Journal: Nature genetics
July/21/2008
Description

In an effort to pinpoint potential genetic risk factors for schizophrenia, research groups worldwide have published over 1,000 genetic association studies with largely inconsistent results. To facilitate the interpretation of these findings, we have created a regularly updated online database of all published genetic association studies for schizophrenia ('SzGene'). For all polymorphisms having genotype data available in at least four independent case-control samples, we systematically carried out random-effects meta-analyses using allelic contrasts.

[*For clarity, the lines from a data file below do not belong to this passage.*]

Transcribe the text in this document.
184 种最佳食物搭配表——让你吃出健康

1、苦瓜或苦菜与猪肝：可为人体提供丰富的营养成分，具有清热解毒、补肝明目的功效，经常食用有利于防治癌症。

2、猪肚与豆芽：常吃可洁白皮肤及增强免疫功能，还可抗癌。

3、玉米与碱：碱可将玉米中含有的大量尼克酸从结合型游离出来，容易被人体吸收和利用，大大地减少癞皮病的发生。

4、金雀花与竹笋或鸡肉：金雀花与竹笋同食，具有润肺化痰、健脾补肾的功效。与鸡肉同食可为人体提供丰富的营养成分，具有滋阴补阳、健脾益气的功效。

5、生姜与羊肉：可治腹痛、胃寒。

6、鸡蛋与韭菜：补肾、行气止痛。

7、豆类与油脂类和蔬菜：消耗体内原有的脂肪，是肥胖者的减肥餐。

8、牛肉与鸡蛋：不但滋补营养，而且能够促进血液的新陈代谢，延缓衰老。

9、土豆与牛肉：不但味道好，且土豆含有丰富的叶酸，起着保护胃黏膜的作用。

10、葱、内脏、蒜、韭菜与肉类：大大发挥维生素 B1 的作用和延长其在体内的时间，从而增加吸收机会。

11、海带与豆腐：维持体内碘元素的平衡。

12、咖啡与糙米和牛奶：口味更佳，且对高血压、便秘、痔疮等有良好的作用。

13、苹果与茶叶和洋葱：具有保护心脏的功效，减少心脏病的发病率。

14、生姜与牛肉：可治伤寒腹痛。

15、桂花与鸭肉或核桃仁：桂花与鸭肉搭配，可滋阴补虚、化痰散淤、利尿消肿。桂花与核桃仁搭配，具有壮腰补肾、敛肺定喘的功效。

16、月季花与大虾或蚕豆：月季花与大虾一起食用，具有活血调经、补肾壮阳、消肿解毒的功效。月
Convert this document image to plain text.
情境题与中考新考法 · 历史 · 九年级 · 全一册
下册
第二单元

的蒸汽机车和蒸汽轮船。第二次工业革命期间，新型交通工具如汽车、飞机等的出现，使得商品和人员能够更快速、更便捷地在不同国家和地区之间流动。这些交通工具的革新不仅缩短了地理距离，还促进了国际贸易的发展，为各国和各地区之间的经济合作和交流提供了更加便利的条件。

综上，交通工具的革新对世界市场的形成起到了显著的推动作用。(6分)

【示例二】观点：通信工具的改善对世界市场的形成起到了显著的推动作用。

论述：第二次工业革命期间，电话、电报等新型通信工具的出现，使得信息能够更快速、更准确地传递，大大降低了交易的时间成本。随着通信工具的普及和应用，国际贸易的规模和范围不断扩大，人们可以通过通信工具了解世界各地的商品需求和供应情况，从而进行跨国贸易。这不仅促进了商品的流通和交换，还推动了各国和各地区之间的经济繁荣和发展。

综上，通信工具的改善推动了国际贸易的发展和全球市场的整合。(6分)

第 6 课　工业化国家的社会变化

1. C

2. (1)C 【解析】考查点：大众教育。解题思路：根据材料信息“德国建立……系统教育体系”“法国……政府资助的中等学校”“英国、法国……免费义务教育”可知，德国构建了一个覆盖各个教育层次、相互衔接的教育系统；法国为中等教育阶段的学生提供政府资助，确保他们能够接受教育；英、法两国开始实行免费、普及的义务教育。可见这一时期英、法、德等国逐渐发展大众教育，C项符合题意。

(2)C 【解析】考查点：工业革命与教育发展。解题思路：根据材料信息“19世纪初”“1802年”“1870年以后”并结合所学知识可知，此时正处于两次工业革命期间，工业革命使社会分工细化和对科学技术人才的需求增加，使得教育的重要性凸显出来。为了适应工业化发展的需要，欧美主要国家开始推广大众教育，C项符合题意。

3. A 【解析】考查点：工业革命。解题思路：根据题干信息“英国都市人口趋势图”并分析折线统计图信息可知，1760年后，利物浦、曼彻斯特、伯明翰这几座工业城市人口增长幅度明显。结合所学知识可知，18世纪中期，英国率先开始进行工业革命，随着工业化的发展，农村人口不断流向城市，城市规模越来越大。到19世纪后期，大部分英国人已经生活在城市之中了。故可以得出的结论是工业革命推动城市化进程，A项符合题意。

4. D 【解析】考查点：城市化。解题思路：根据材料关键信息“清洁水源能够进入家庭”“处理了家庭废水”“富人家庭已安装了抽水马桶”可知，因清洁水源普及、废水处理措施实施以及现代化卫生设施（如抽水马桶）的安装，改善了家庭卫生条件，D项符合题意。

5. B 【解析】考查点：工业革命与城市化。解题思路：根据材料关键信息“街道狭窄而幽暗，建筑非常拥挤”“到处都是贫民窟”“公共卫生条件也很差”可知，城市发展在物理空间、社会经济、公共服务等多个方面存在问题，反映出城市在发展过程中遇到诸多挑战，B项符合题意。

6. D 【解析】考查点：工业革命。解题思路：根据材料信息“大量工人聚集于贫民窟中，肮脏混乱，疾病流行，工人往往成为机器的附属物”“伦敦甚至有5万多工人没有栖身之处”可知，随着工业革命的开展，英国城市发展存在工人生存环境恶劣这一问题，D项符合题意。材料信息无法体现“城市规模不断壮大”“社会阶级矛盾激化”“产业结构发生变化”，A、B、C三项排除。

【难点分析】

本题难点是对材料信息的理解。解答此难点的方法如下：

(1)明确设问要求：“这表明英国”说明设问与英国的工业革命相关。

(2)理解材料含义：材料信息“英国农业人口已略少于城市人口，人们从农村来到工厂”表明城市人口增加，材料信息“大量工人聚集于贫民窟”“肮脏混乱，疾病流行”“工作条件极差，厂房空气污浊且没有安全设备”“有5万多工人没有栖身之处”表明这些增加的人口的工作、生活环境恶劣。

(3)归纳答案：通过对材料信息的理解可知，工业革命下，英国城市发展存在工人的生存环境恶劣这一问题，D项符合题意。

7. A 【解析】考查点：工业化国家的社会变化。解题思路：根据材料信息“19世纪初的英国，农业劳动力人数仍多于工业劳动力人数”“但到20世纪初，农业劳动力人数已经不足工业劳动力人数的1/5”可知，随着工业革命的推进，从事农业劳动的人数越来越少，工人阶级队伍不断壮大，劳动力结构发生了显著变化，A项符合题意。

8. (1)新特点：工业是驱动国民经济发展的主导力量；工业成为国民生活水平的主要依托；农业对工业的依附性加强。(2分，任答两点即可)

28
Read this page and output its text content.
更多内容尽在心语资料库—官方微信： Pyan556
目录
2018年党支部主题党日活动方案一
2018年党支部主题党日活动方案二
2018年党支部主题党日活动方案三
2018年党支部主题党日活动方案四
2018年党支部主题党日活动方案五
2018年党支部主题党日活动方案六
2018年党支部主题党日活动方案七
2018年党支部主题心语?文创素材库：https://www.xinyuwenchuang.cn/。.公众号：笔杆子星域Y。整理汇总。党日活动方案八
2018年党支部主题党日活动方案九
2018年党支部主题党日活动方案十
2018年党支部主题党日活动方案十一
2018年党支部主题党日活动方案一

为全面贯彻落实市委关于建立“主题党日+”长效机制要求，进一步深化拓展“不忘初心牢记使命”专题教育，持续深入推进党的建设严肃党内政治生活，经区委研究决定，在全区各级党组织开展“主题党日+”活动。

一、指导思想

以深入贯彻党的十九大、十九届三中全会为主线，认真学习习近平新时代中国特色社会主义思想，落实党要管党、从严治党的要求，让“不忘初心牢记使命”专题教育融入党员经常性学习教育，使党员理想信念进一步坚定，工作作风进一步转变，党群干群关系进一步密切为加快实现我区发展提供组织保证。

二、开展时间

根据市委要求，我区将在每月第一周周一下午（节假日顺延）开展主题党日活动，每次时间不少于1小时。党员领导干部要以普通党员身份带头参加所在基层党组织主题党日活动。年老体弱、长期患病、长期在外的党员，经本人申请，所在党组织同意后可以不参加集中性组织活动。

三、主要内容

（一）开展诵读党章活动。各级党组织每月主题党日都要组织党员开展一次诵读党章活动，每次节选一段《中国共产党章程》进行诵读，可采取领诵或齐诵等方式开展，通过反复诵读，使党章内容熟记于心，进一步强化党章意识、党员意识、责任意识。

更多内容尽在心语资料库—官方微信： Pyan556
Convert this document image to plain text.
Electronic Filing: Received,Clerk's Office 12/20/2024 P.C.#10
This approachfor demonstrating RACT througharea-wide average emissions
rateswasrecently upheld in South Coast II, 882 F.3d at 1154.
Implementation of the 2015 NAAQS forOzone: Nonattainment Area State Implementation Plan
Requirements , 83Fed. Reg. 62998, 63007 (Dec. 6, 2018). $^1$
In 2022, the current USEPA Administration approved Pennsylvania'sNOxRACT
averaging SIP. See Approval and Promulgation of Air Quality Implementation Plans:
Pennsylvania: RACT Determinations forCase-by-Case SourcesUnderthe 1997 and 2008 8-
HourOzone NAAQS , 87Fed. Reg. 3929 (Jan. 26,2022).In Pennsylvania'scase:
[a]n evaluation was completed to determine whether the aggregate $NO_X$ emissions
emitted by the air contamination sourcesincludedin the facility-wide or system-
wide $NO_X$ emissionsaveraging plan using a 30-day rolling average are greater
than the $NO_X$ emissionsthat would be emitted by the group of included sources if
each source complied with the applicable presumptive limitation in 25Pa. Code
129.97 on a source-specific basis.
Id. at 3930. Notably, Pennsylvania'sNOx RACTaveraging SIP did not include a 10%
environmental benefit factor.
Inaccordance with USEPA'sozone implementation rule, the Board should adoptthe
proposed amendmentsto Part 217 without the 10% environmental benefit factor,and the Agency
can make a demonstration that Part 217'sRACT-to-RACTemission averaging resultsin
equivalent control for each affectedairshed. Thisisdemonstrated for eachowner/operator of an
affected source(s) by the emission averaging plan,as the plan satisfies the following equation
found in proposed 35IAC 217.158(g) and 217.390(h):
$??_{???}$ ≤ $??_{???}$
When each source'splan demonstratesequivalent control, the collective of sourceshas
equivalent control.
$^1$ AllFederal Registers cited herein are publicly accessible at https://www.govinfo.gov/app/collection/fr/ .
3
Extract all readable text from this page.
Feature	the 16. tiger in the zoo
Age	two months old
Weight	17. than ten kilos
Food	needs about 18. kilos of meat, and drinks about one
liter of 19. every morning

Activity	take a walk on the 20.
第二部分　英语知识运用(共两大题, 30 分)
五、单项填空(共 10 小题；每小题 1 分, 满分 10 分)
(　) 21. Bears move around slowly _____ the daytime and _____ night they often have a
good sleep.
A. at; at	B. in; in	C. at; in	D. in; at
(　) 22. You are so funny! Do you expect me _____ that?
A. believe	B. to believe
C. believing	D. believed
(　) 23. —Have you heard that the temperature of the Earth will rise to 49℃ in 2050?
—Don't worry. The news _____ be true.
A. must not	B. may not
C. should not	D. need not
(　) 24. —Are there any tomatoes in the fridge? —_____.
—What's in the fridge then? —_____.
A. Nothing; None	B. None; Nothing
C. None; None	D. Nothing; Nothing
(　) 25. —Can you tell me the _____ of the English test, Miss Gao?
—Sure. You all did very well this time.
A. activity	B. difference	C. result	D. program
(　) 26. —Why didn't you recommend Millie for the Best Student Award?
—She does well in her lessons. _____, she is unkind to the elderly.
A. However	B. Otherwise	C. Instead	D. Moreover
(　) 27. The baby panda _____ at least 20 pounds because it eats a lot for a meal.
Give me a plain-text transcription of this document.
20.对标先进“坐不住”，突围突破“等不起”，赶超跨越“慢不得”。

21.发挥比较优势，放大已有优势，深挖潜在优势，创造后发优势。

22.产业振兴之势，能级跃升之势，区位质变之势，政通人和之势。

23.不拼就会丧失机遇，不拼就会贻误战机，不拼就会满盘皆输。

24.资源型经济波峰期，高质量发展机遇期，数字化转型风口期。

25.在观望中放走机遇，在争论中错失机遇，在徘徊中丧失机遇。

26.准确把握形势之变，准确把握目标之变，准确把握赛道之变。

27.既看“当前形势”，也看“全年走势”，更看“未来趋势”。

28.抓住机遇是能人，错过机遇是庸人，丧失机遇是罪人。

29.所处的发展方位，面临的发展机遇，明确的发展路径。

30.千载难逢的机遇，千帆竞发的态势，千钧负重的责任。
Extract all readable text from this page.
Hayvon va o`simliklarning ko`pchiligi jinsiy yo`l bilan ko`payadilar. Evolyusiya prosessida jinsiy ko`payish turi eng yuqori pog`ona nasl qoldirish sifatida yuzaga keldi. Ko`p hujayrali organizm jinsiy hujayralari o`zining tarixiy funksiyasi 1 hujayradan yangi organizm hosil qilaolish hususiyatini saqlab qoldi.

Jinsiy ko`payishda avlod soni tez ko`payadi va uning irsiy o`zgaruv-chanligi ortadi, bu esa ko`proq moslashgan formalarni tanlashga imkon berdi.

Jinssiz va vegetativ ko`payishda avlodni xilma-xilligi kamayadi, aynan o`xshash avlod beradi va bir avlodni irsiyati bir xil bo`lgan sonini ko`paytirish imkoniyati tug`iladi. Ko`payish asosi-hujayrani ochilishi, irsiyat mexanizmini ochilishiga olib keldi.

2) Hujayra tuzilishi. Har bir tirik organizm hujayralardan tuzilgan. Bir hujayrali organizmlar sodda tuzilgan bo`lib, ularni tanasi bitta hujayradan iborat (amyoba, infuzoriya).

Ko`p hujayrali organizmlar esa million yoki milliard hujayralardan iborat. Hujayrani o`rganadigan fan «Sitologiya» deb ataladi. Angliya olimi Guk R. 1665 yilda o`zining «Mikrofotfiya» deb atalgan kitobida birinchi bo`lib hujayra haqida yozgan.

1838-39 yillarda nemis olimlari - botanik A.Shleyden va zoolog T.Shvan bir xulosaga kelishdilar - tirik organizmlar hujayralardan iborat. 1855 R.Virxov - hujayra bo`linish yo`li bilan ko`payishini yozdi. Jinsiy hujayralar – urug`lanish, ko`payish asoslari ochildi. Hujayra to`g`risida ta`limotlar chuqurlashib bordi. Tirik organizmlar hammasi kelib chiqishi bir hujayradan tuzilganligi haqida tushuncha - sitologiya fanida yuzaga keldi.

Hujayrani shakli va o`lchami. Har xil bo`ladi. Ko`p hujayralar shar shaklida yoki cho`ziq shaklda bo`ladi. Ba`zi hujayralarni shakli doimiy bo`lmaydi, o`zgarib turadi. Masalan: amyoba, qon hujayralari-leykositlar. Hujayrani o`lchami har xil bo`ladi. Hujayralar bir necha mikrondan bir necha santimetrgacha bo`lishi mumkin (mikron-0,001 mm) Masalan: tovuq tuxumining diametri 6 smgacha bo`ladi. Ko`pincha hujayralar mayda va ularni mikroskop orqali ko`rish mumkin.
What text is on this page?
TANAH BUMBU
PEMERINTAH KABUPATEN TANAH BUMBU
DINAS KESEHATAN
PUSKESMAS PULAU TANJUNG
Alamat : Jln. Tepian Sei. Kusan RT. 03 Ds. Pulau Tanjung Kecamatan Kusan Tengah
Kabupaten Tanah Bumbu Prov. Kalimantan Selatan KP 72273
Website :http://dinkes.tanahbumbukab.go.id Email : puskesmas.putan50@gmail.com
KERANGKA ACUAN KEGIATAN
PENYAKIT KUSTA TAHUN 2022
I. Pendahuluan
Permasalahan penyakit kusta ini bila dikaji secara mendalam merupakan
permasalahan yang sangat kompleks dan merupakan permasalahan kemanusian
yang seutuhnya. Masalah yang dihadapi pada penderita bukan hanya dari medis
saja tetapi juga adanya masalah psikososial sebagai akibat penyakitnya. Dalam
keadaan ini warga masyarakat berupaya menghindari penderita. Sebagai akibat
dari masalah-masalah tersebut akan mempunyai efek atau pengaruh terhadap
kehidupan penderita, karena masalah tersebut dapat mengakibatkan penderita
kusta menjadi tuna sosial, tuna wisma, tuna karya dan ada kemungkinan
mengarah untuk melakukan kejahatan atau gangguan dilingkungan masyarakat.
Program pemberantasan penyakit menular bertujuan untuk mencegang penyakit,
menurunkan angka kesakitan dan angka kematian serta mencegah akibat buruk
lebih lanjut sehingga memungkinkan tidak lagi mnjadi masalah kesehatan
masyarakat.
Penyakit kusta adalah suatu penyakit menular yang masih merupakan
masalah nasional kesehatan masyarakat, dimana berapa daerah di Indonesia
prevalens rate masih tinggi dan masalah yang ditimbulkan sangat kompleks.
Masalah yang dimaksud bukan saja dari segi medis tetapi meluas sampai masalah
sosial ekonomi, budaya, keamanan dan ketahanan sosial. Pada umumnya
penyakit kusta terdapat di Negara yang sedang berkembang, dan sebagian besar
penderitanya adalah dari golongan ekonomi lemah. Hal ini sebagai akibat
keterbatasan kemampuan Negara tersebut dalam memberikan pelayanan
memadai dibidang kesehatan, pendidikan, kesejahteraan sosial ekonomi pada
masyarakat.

Across 118 meta-analyses, a total of 24 genetic variants in 16 different genes (APOE, COMT, DAO, DRD1, DRD2, DRD4, DTNBP1, GABRB2, GRIN2B, HP, IL1B, MTHFR, PLXNA2, SLC6A4, TP53 and TPH1) showed nominally significant effects with average summary odds ratios of approximately 1.23. Seven of these variants had not been previously meta-analyzed. According to recently proposed criteria for the assessment of cumulative evidence in genetic association studies, four of the significant results can be characterized as showing 'strong' epidemiological credibility. Our project represents the first comprehensive online resource for systematically synthesized and graded evidence of genetic association studies in schizophrenia. As such, it could serve as a model for field synopses of genetic associations in other common and genetically complex disorders.